Le dépistage du cancer du col de l'utérus n'est pas nécessaire chez les femmes trans qui ont subi une vaginoplastie parce qu'elles n'ont pas de col de l'utérus. Le néovagin est généralement tapissé de la peau du pénis kératinisé, et les preuves suggèrent que le risque de néoplasie est extrêmement faible. Dans les cas où une vaginoplastie est réalisée à l'aide d’un segment sigmoïde, le suivi à long terme n'a pas montré d'augmentation risque de cancer du côlon dans le lambeau néovaginal.

Bien que ces personnes ne soient pas à risque de cancer du col de l'utérus, elles sont à risque de contracter le HPV et développer des lésions dans la région génitale après des chirurgies de réassignation du sexe. En effet le gland du pénis et son prépuce, qui sont utilisé pour recréer le clitoris et les petites lèvres lors d'une vaginoplastie, sont plus susceptibles d'être infecté par le HPV que le pénis des hommes cisgenres. Des examens cliniques réguliers visuels sont donc nécessaires.

HPV chez les hommes transgenres (TGM)
 La majorité des TGM ont toujours leur utérus (et donc leur col utérin). L’hystérectomie n’est pas requise pour le changement d’identité dans la majorité des pays d’Europe.

Cette conservation fréquente du col avec une identité masculine rend l’organisation du dépistage du col utérin infaisable. Au-delà des prises en charge chirurgicales, l’information de la participation au dépistage lorsqu’il existe un col utérin ne semble pas bien diffusée ou suivie. Les chiffres sont assez parlants : 27% de dépistage par prélèvement cervico-utérin pour les hommes transgenres pour près de 60% dans la population générale. La majorité des auteurs estime que le risque d’infection HPV est probablement supérieur à la population générale du même âge du fait des pratiques sexuelles et des partenaires multiples. Ailleurs, le traitement androgénique altère la pertinence de la cytologie de dépistage primaire ou de triage (prélèvement souvent insuffisant et pouvant être douloureux en raison de l’atrophie cervico-vaginale générée par les hormones masculines).
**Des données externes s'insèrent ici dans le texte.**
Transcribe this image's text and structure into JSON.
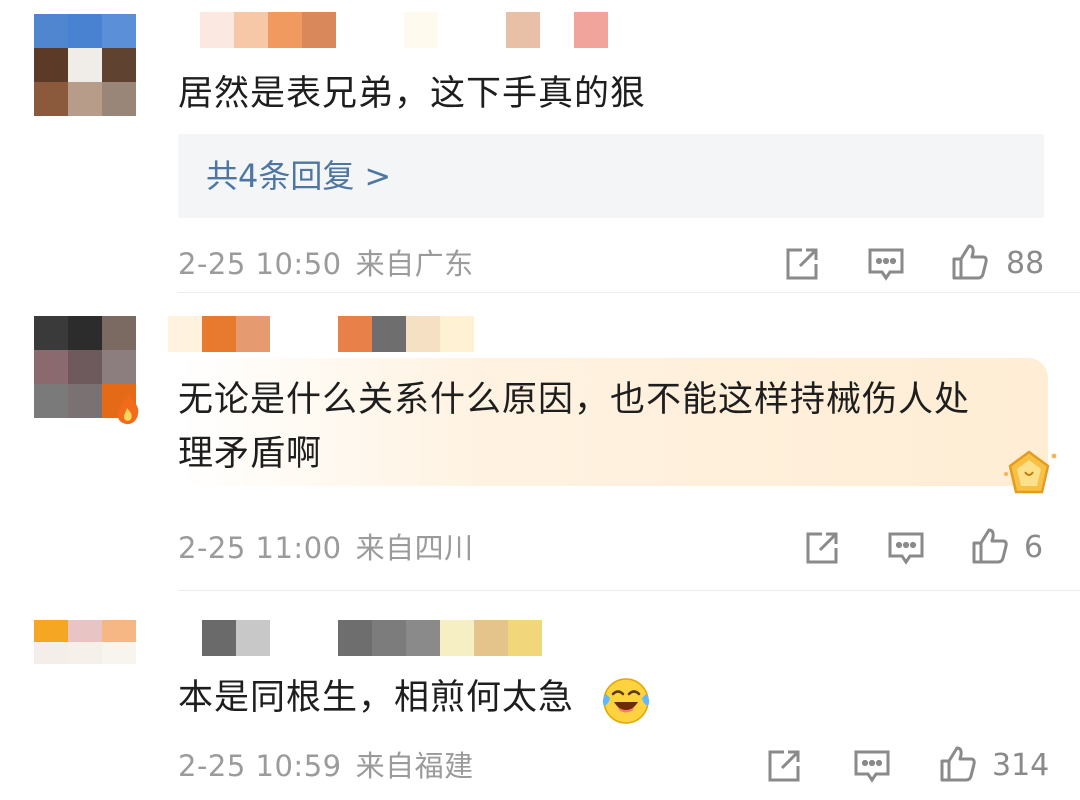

Actuellement, aucune donnée n'existe concernant la prévalence du cancer du col de l'utérus parmi les hommes transgenres. Le dépistage du cancer du col doit donc être encouragé pour toutes les hommes trans qui ont un col de l'utérus, quel que soit le sexe de leur partenaire ou leurs pratiques sexuelles.

 

En Synthèse
La conclusion de ces informations est que la vaccination anti HPV est le meilleur moyen de prévention chez les personnes LGBT qui ont un accès moins facile et moins régulier à la prévention secondaire des lésions HPV induites alors que leur risque apparait supérieur. Il faut cependant ne pas oublier que la prévention secondaire doit aussi être associée et donc que l’information doit être portée par tous les personnels soignant au contact des personnes LGBT.